Rational Design of Ti 3 C 2 T x MXene Inks for Conductive, Transparent Films.

Transparent conductive electrodes (TCEs) with a high figure of merit (FOM e , defined as the ratio of transmittance to sheet resistance) are crucial for transparent electronic devices, such as touch screens, micro-supercapacitors, and transparent antennas. Two-dimensional (2D) titanium carbide (Ti 3 C 2 T x ), known as MXene, possesses metallic conductivity and a hydrophilic surface, suggesting dispersion stability of MXenes in aqueous media allowing the fabrication of MXene-based TCEs by solution processing. However, achieving high FOM e MXene TCEs has been hindered mainly due to the low intrinsic conductivity caused by percolation problems.

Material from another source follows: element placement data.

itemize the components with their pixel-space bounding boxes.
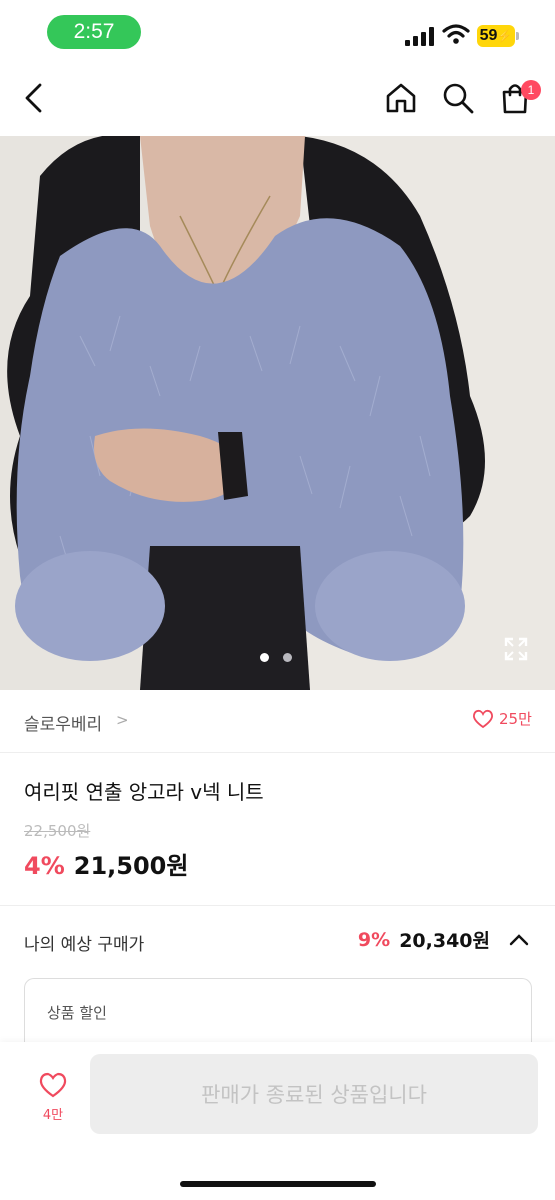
search-button[interactable] [438, 78, 478, 118]
battery-indicator: 59 ⚡ [477, 25, 515, 47]
cellular-signal-icon [405, 26, 435, 46]
battery-level: 59 [479, 27, 498, 44]
sold-out-button[interactable]: 판매가 종료된 상품입니다 [90, 1054, 538, 1134]
product-image[interactable] [0, 136, 555, 690]
home-indicator [180, 1181, 376, 1187]
brand-row: 슬로우베리 > 25만 [0, 690, 555, 753]
estimated-price: 20,340원 [399, 930, 490, 952]
cart-count-badge: 1 [521, 80, 541, 100]
estimated-discount-percent: 9% [357, 928, 391, 951]
chevron-left-icon [25, 83, 42, 113]
status-bar: 2:57 59 ⚡ [0, 0, 555, 64]
bottom-action-bar: 4만 판매가 종료된 상품입니다 [0, 1042, 555, 1200]
wishlist-button[interactable]: 4만 [34, 1072, 72, 1123]
original-price: 22,500원 [24, 822, 91, 840]
top-nav [0, 64, 555, 136]
battery-tip [516, 32, 519, 40]
chevron-right-icon: > [116, 711, 129, 729]
gallery-pagination [260, 653, 292, 662]
heart-icon [473, 709, 493, 728]
product-title: 여리핏 연출 앙고라 v넥 니트 [24, 780, 264, 804]
pagination-dot-active[interactable] [260, 653, 269, 662]
search-icon [443, 83, 474, 114]
back-button[interactable] [14, 78, 54, 118]
estimated-price-label: 나의 예상 구매가 [24, 935, 145, 955]
wishlist-count: 4만 [42, 1108, 64, 1123]
discount-percent: 4% [24, 852, 65, 880]
home-icon [386, 83, 416, 113]
heart-icon [39, 1072, 67, 1098]
discount-box-label: 상품 할인 [47, 1004, 107, 1022]
price-row: 4% 21,500원 [24, 846, 188, 881]
pagination-dot[interactable] [283, 653, 292, 662]
wifi-icon [442, 24, 470, 44]
estimated-price-toggle[interactable]: 9% 20,340원 [358, 926, 531, 953]
brand-like-button[interactable]: 25만 [472, 708, 532, 729]
home-button[interactable] [381, 78, 421, 118]
chevron-up-icon [509, 933, 529, 945]
brand-like-count: 25만 [499, 710, 532, 728]
product-photo-illustration [0, 136, 555, 690]
expand-icon[interactable] [503, 636, 529, 662]
section-divider [0, 905, 555, 906]
status-time: 2:57 [47, 15, 141, 49]
brand-name-link[interactable]: 슬로우베리 [24, 710, 102, 735]
sale-price: 21,500원 [73, 852, 189, 880]
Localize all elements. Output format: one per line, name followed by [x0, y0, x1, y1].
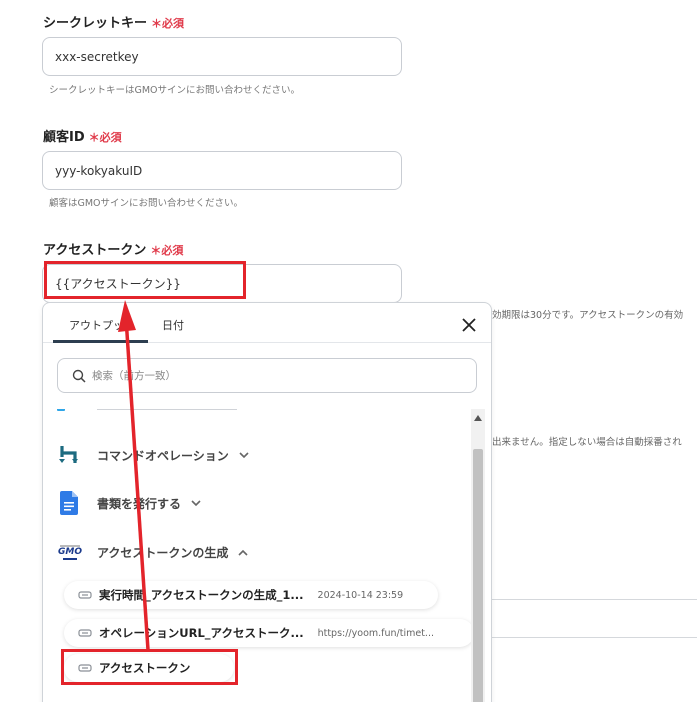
search-input[interactable]: 検索（前方一致） — [57, 358, 477, 393]
group-command-operation[interactable]: コマンドオペレーション — [57, 443, 249, 467]
customer-id-value: yyy-kokyakuID — [55, 163, 143, 178]
customer-id-label-text: 顧客ID — [43, 130, 85, 145]
scrolled-item-fragment — [57, 409, 237, 412]
access-token-label: アクセストークン ＊必須 — [43, 239, 183, 258]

Here, we have managed to resolve these problems by (1) using large-sized Ti 3 C 2 T x flakes (∼12.2 μm) to reduce interflake resistance and (2) constructing compact microstructures by blade coating. Consequently, excellent optoelectronic properties have been achieved in the blade-coated Ti 3 C 2 T x films, i . e ., a DC conductivity of 19 325 S cm -1 at transmittances of 83.4% (≈6.7 nm) was obtained. We also demonstrate the applications of Ti 3 C 2 T x TCEs in transparent Joule heaters and the field of supercapacitors, showing an outstanding Joule heating effect and high rate response, respectively, suggesting enormous potential applications in flexible, transparent electronic devices.